To facilitate looking at this information, I pull the list of dictionaries from the link_miner for every distinct piece of potentially useful information into a Pandas dataframe and then use the qgrid package to show the data in a filterable table. One thing you can do with this is to filder on "link_classification" to show Model Reference Links only and then filter info_type to select the most likely candidates for improved titles (title, name, and og:title are probably the ones to look at for this use).
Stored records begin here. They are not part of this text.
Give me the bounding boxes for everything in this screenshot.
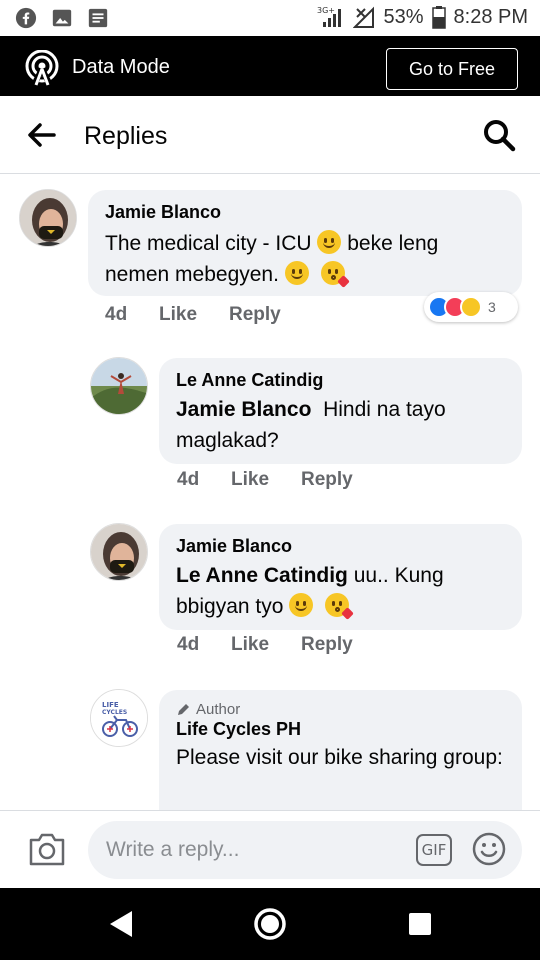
search-icon[interactable] (482, 118, 516, 152)
sad-reaction-icon (460, 296, 482, 318)
nav-home-icon[interactable] (253, 907, 287, 941)
comment-bubble[interactable]: Jamie Blanco The medical city - ICU beke… (88, 190, 522, 296)
svg-text:CYCLES: CYCLES (102, 709, 127, 716)
like-button[interactable]: Like (231, 469, 301, 491)
reply-input[interactable]: Write a reply... GIF (88, 821, 522, 879)
smiling-face-emoji (289, 593, 314, 617)
comment-bubble[interactable]: Le Anne Catindig Jamie Blanco Hindi na t… (159, 358, 522, 464)
data-mode-label: Data Mode (72, 56, 170, 78)
image-notification-icon (52, 9, 72, 27)
commenter-name[interactable]: Jamie Blanco (176, 536, 506, 557)
comment-actions: 4d Like Reply (177, 634, 353, 656)
author-badge: Author (176, 701, 506, 718)
signal-icon: 3G+ (317, 6, 342, 27)
comment-text: Le Anne Catindig uu.. Kung bbigyan tyo (176, 564, 444, 620)
battery-icon (431, 6, 446, 29)
data-mode-bar: Data Mode Go to Free (0, 36, 540, 96)
comment-text: Jamie Blanco Hindi na tayo maglakad? (176, 398, 446, 452)
reply-placeholder: Write a reply... (106, 838, 240, 861)
avatar[interactable] (90, 523, 148, 581)
avatar[interactable] (19, 189, 77, 247)
commenter-name[interactable]: Life Cycles PH (176, 719, 506, 740)
mention-tag[interactable]: Le Anne Catindig (176, 564, 348, 587)
comment-actions: 4d Like Reply (105, 304, 281, 326)
comment-bubble[interactable]: Author Life Cycles PH Please visit our b… (159, 690, 522, 830)
no-signal-icon (353, 6, 375, 28)
comment-bubble[interactable]: Jamie Blanco Le Anne Catindig uu.. Kung … (159, 524, 522, 630)
reactions-summary[interactable]: 3 (424, 292, 518, 322)
reply-button[interactable]: Reply (301, 634, 353, 656)
pencil-icon (178, 703, 189, 715)
document-notification-icon (88, 8, 108, 28)
clock: 8:28 PM (453, 5, 528, 28)
smiling-face-emoji (284, 261, 309, 285)
page-avatar[interactable]: LIFE CYCLES (90, 689, 148, 747)
comment-time: 4d (105, 304, 128, 325)
reply-button[interactable]: Reply (301, 469, 353, 491)
commenter-name[interactable]: Le Anne Catindig (176, 370, 506, 391)
nav-recents-icon[interactable] (403, 907, 437, 941)
system-nav-bar (0, 888, 540, 960)
camera-icon[interactable] (28, 831, 66, 867)
svg-text:3G+: 3G+ (317, 6, 335, 15)
kissing-heart-emoji (320, 261, 350, 288)
svg-text:LIFE: LIFE (102, 701, 119, 709)
gif-button[interactable]: GIF (416, 834, 452, 866)
reply-button[interactable]: Reply (229, 304, 281, 326)
reply-composer: Write a reply... GIF (0, 810, 540, 888)
comment-time: 4d (177, 634, 200, 655)
smiling-face-emoji (317, 230, 342, 254)
reaction-count: 3 (488, 299, 496, 315)
page-title: Replies (84, 122, 168, 150)
broadcast-icon (25, 50, 59, 86)
battery-percent: 53% (383, 5, 424, 28)
go-to-free-button[interactable]: Go to Free (386, 48, 518, 90)
nav-back-icon[interactable] (104, 907, 138, 941)
like-button[interactable]: Like (159, 304, 229, 326)
comment-text: The medical city - ICU beke leng nemen m… (105, 230, 439, 288)
kissing-heart-emoji (325, 593, 354, 620)
status-bar: 3G+ 53% 8:28 PM (0, 0, 540, 36)
comment-time: 4d (177, 469, 200, 490)
like-button[interactable]: Like (231, 634, 301, 656)
avatar[interactable] (90, 357, 148, 415)
comment-actions: 4d Like Reply (177, 469, 353, 491)
replies-header: Replies (0, 96, 540, 174)
emoji-picker-icon[interactable] (472, 832, 506, 866)
facebook-notification-icon (15, 7, 37, 29)
commenter-name[interactable]: Jamie Blanco (105, 202, 506, 223)
back-arrow-icon[interactable] (26, 120, 56, 150)
mention-tag[interactable]: Jamie Blanco (176, 398, 311, 421)
comment-text: Please visit our bike sharing group: (176, 746, 503, 769)
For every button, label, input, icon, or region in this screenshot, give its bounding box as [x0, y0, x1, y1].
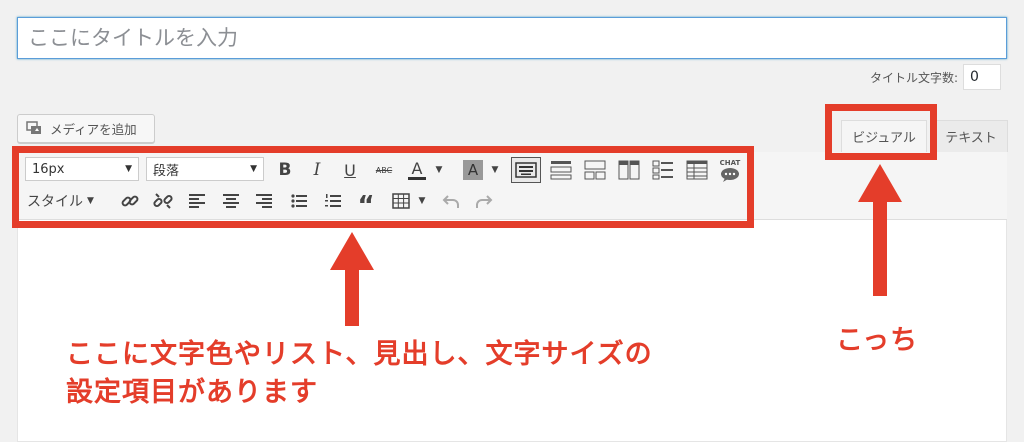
annotation-visual-tab: こっち [836, 325, 919, 356]
annotation-toolbar-line1: ここに文字色やリスト、見出し、文字サイズの [66, 339, 653, 370]
visual-tab-highlight-box [825, 104, 937, 160]
add-media-label: メディアを追加 [50, 122, 137, 137]
title-char-count-label: タイトル文字数: [869, 71, 958, 85]
add-media-button[interactable]: メディアを追加 [17, 114, 155, 143]
annotation-toolbar-line2: 設定項目があります [66, 377, 318, 408]
arrow-up-icon [330, 232, 374, 326]
tab-text[interactable]: テキスト [934, 120, 1008, 152]
title-char-count-value: 0 [963, 64, 1001, 90]
media-icon [26, 121, 43, 136]
post-title-input[interactable] [17, 17, 1007, 59]
toolbar-highlight-box [12, 146, 754, 228]
arrow-up-icon [858, 164, 902, 296]
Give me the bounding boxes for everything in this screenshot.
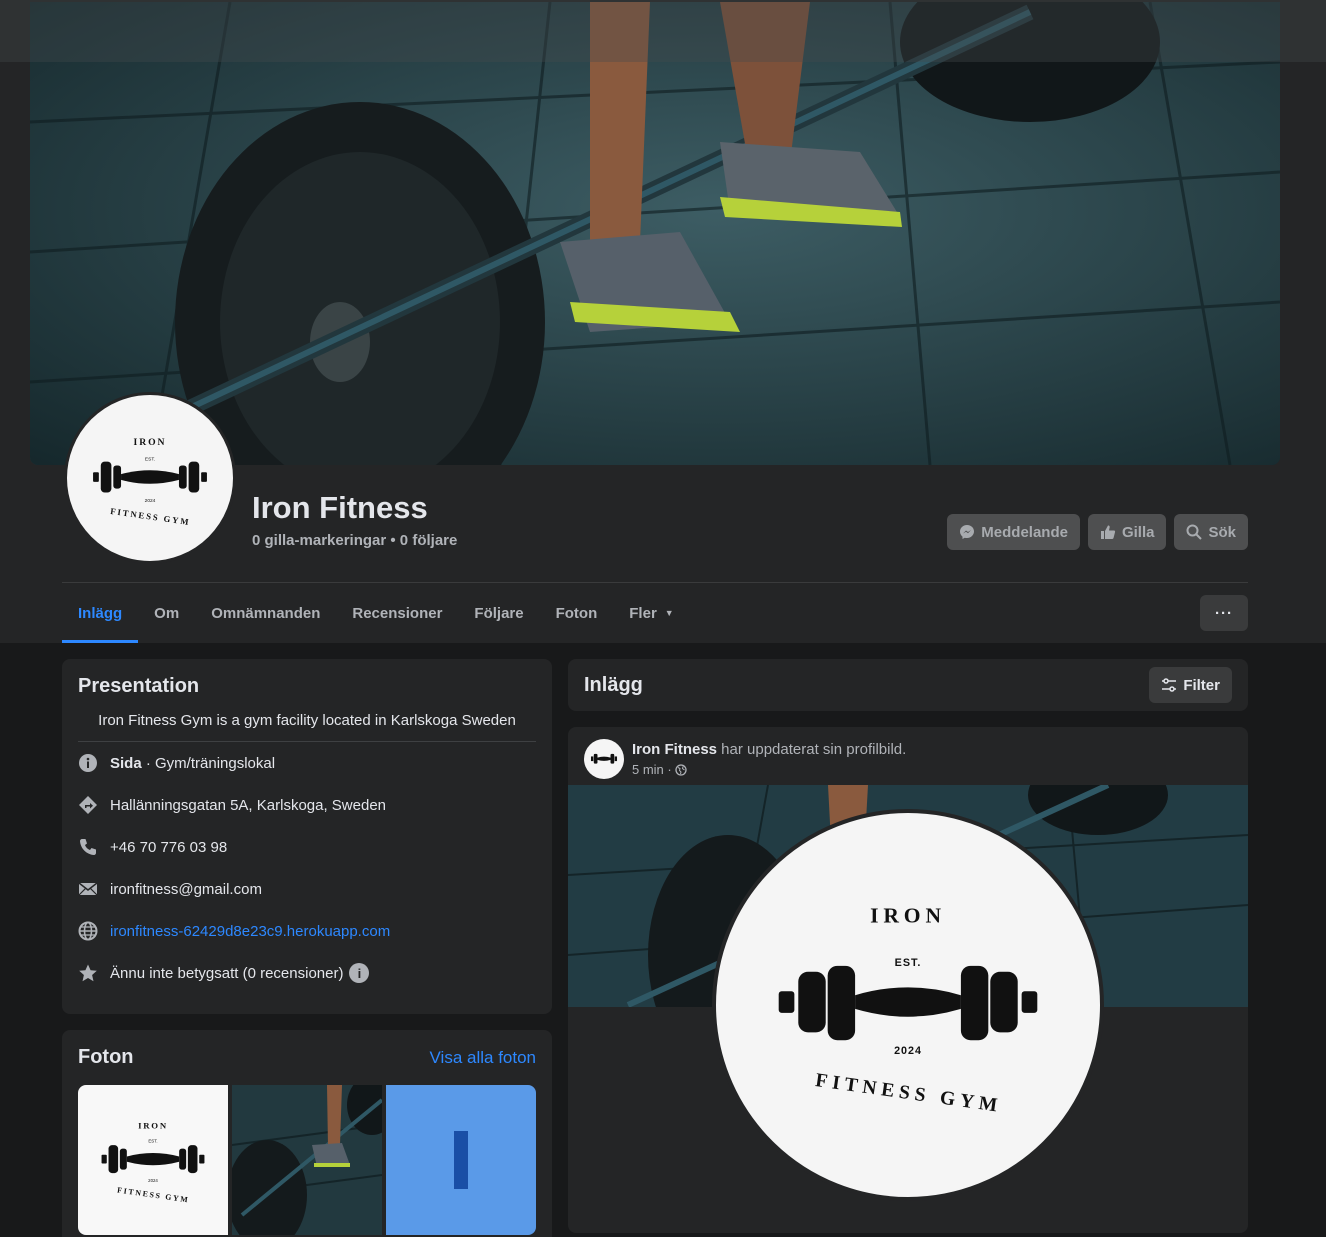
intro-bio: Iron Fitness Gym is a gym facility locat… <box>78 712 536 742</box>
search-button-label: Sök <box>1208 523 1236 541</box>
tab-mentions[interactable]: Omnämnanden <box>195 586 336 640</box>
caret-down-icon: ▼ <box>664 608 674 618</box>
address-text: Hallänningsgatan 5A, Karlskoga, Sweden <box>110 796 387 814</box>
globe-icon <box>78 921 98 941</box>
phone-text: +46 70 776 03 98 <box>110 838 228 856</box>
svg-text:2024: 2024 <box>148 1178 158 1183</box>
intro-card: Presentation Iron Fitness Gym is a gym f… <box>62 659 552 1014</box>
svg-text:2024: 2024 <box>894 1045 922 1057</box>
filter-button[interactable]: Filter <box>1149 667 1232 703</box>
svg-text:2024: 2024 <box>145 498 156 504</box>
email-text: ironfitness@gmail.com <box>110 880 262 898</box>
info-row-rating: Ännu inte betygsatt (0 recensioner) i <box>78 952 536 994</box>
tab-reviews[interactable]: Recensioner <box>336 586 458 640</box>
photo-thumb-logo[interactable]: IRON EST. 2024 FITNESS GYM <box>78 1085 228 1235</box>
gym-logo-thumbnail: IRON EST. 2024 FITNESS GYM <box>101 1121 205 1205</box>
svg-text:FITNESS GYM: FITNESS GYM <box>117 1185 190 1204</box>
phone-icon <box>78 837 98 857</box>
photo-grid: IRON EST. 2024 FITNESS GYM <box>78 1085 536 1235</box>
info-icon <box>78 753 98 773</box>
public-globe-icon <box>675 763 687 776</box>
search-icon <box>1186 524 1203 540</box>
see-all-photos-link[interactable]: Visa alla foton <box>430 1048 536 1068</box>
page-title: Iron Fitness <box>252 490 428 525</box>
tab-about[interactable]: Om <box>138 586 195 640</box>
star-icon <box>78 963 98 983</box>
svg-text:EST.: EST. <box>145 457 155 463</box>
tab-posts[interactable]: Inlägg <box>62 586 139 643</box>
posts-header-card: Inlägg Filter <box>568 659 1248 711</box>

You can also dump the dataframe to CSV or Excel or some other format for use with other tools.

In [5]:
mined_link_info = list()
for model in annotated_models:
    mined_link_info.extend(cb.link_miner(model, output_type="python"))
df_mined_link_info = pd.DataFrame(mined_link_info)

In [9]:
qgrid.show_grid(df_mined_link_info)

QgridWidget(grid_options={'fullWidthRows': True, 'syncColumnCellResize': True, 'forceFitColumns': True, 'defau…

# Next Steps
There's lots more to do here, likely focusing in on the link_miner() function. This is something that we could also eventually abstract up to a higher level with sciencebasepy once we know enough about what we are looking for, where we can likely find the most useful information, and develop whatever tests are necessary to validate that gleaned information is indeed useful. It will be interesting to study just how much context matters in terms of the overall utility of the information in these different kinds of structured metadata content methods. My guess is that it will matter a good deal, and we may need different profiles for different kinds of content or sources of content to aid in determining the best use of the information contained. This is also where the schema.org methods should begin to become much more important (when implemented correctly) as they do help to force a certain degree of foresight into how information will be perceived when taken out of context by pushing for encoding of explicit context into the schema itself.